Isto é um problema de organização da Saúde em Portugal, que eu acho má. O Hospital de Roterdão, na Holanda, tinha 1200 camas. O serviço de urgência do hospital era uma sala onde havia um médico residente (interno), um técnico de raio-x e um ou dois enfermeiros. A organização da saúde era feita de maneira a que nenhum doente entrasse no hospital, na Cardiologia, na Cirurgia ou na Obstetrícia ou até com um enfarte agudo sem ter sido visto pelo médico de família. A peça fundamental do sistema de saúde desses países é o médico de família. Eu quando estava de serviço na unidade coronária, se quisesse uma TAC às 3h da manhã ou uma cirurgia de urgência ao abdómen ou à cabeça, pegava no telefone e chamava o colega de serviço. Os únicos doentes que chegavam ao hospital vindos de fora eram aqueles que a polícia encontrava na rua. A organização do sistema de saúde nada tem a ver com a do nosso país. Aqui dá-se esta loucura de centenas de doentes a cair nos serviços de urgência. Deveriam ser vistos na Medicina Familiar, que deveria funcionar em rede, mas por alguma razão isso não acontece. Alguns serviços e hospitais não têm razão de existir, e, portanto, os hospitais deveriam ser agregados, até pela questão do número de médicos e enfermeiros a tratar esses doentes. Os cuidados diferenciados não devem estar espalhados por todo o lado, mas sim concentrados, segundo critérios clínicos e demográficos, como o governo fez e muito bem, em Centros de Excelência.

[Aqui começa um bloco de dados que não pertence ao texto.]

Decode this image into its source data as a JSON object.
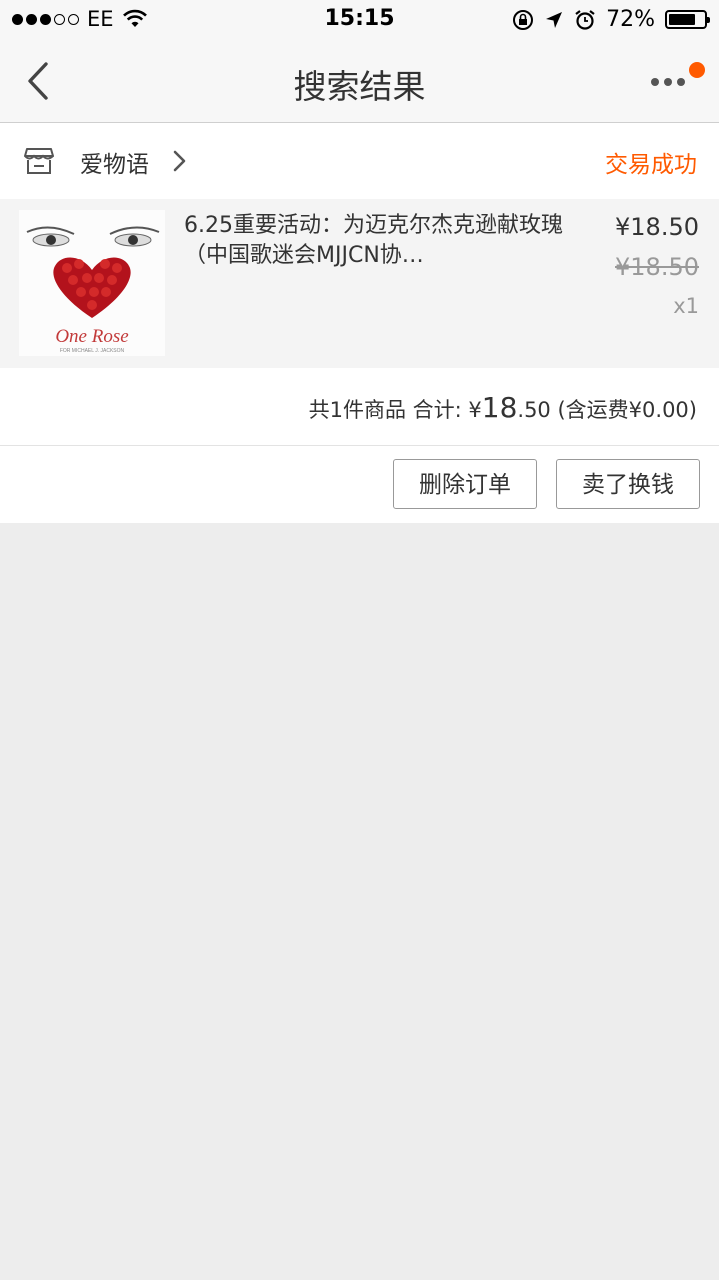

A experiência está concentrada ali e não espalhada. Uma coisa é fazer cirurgia cardíaca e operar 1000 doentes, outra coisa é operar 100. A experiência ganha e o treino é diferente perante 1000 ou perante 100.

Em Coimbra, não faz sentido que exista um serviço de Cardiologia de um lado do rio e outro do outro lado. No edifício onde funciona o serviço de cirurgia cardíaca do Prof. Manuel Antunes, o último piso está vazio. Coimbra poderia ser o primeiro heart centre do país, juntando a Cardiologia e a Cirurgia Cardíaca. Por motivos que desconheço, continua a existir uma sala de hemodinâmica de um lado e outra de outro.

Com o desenvolvimento que a tecnologia ainda vai ter nos próximos anos, será que o médico vai ser assim tão importante nessa engrenagem?

Cada vez mais importante. A tecnologia vai auxiliar cada vez mais o médico a fazer bons diagnósticos e a fazer bons tratamentos. Não obstante, a peça fulcral da medicina é o médico. Obviamente que a computorização, os sistemas informáticos e a tecnologia são determinantes. Hoje em dia a cirurgia da próstata é muito mais bem-feita por um sistema robótico do que pelo médico, mas quem toma a decisão é o médico.

Vasco Gama Ribeiro é médico, tendo-se especializado em Cardiologia no Hospital de São João. Terminada a formação, foi para a Holanda, onde fez nova formação, na cidade de Roterdão, tendo aqui permanecido quatro anos. Regressado a Portugal, ajudou a instalar o Serviço de Cardiologia do Hospital Eduardo Santos Silva, agora integrado no Centro Hospitalar de Vila Nova de Gaia/Espinho. Trabalha naquela unidade desde 1984. É o atual diretor do Serviço de Cardiologia.